[1/3] AArch64: Improve codegen for SVE erfcf

Message ID 20250108093910.4709-2-yatlong.poon@arm.com (mailing list archive)
State New
Headers
Series AArch64: Improve codegen for SVE pow, powf and erfcf |

Checks

Context Check Description
redhat-pt-bot/TryBot-apply_patch success Patch applied to master at the time it was sent
linaro-tcwg-bot/tcwg_glibc_build--master-aarch64 success Build passed
linaro-tcwg-bot/tcwg_glibc_build--master-arm success Build passed
linaro-tcwg-bot/tcwg_glibc_check--master-aarch64 success Test passed
linaro-tcwg-bot/tcwg_glibc_check--master-arm success Test passed

Commit Message

Yat Long Poon Jan. 8, 2025, 9:39 a.m.

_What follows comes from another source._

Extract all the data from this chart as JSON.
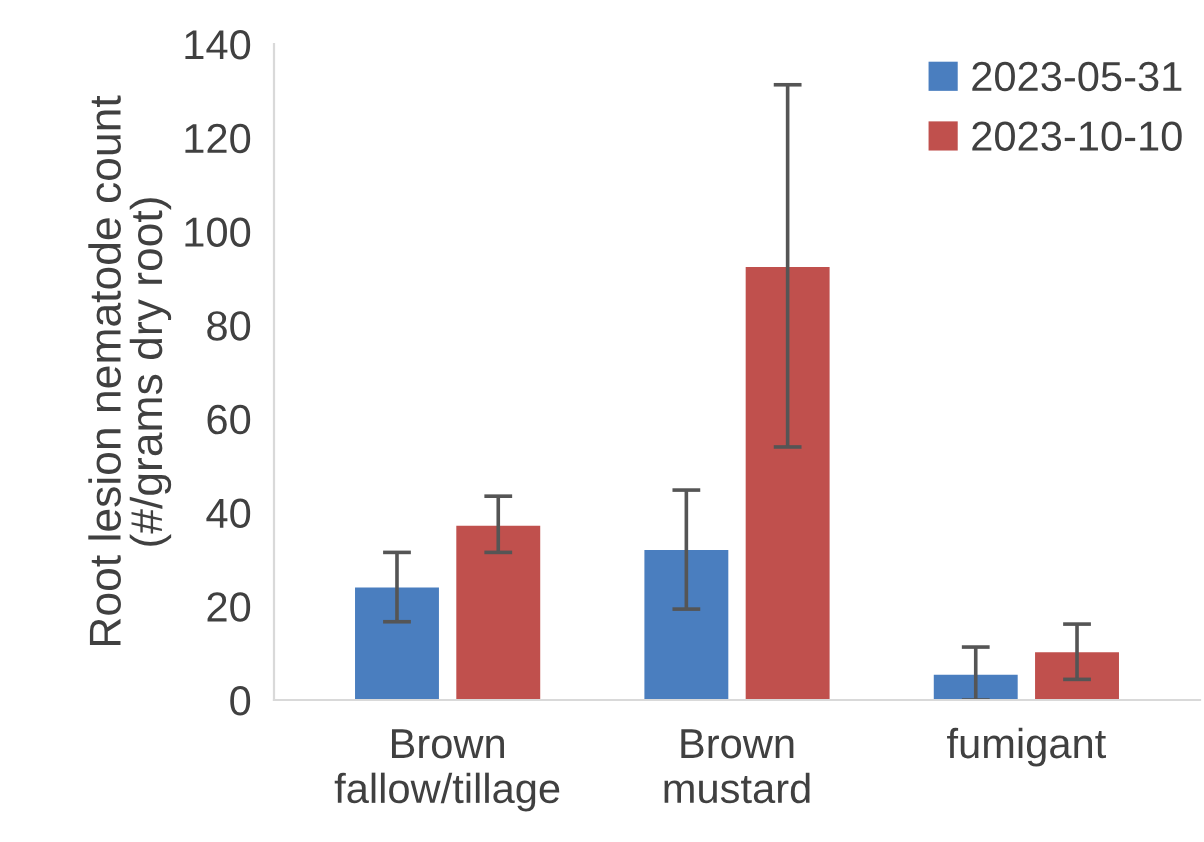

UTC
  Reduce number of MOV/MOVPRFXs and use unpredicated FMUL.
Replace MUL with LSL.
Speedup on Neoverse V1: 6%.
---
 sysdeps/aarch64/fpu/erfcf_sve.c | 12 ++++++------
 1 file changed, 6 insertions(+), 6 deletions(-)
  

Patch

diff --git a/sysdeps/aarch64/fpu/erfcf_sve.c b/sysdeps/aarch64/fpu/erfcf_sve.c
index 2743f9dbb5..b57ab514b7 100644
--- a/sysdeps/aarch64/fpu/erfcf_sve.c
+++ b/sysdeps/aarch64/fpu/erfcf_sve.c
@@ -76,7 +76,7 @@  svfloat32_t SV_NAME_F1 (erfc) (svfloat32_t x, const svbool_t pg)
   svuint32_t i = svqadd (svreinterpret_u32 (z), dat->off_idx);
 
   /* Lookup erfc(r) and 2/sqrt(pi)*exp(-r^2) in tables.  */
-  i = svmul_x (pg, i, 2);
+  i = svlsl_x (svptrue_b32 (), i, 1);
   const float32_t *p = &__v_erfcf_data.tab[0].erfc - 2 * dat->off_arr;
   svfloat32_t erfcr = svld1_gather_index (pg, p, i);
   svfloat32_t scale = svld1_gather_index (pg, p + 1, i);
@@ -84,15 +84,15 @@  svfloat32_t SV_NAME_F1 (erfc) (svfloat32_t x, const svbool_t pg)
   /* erfc(x) ~ erfc(r) - scale * d * poly(r, d).  */
   svfloat32_t r = svsub_x (pg, z, shift);
   svfloat32_t d = svsub_x (pg, a, r);
-  svfloat32_t d2 = svmul_x (pg, d, d);
-  svfloat32_t r2 = svmul_x (pg, r, r);
+  svfloat32_t d2 = svmul_x (svptrue_b32 (), d, d);
+  svfloat32_t r2 = svmul_x (svptrue_b32 (), r, r);
 
   svfloat32_t coeffs = svld1rq (svptrue_b32 (), &dat->third);
-  svfloat32_t third = svdup_lane (coeffs, 0);
 
   svfloat32_t p1 = r;
-  svfloat32_t p2 = svmls_lane (third, r2, coeffs, 1);
-  svfloat32_t p3 = svmul_x (pg, r, svmla_lane (sv_f32 (-0.5), r2, coeffs, 0));
+  svfloat32_t p2 = svmls_lane (sv_f32 (dat->third), r2, coeffs, 1);
+  svfloat32_t p3
+      = svmul_x (svptrue_b32 (), r, svmla_lane (sv_f32 (-0.5), r2, coeffs, 0));
   svfloat32_t p4 = svmla_lane (sv_f32 (dat->two_over_five), r2, coeffs, 2);
   p4 = svmls_x (pg, sv_f32 (dat->tenth), r2, p4);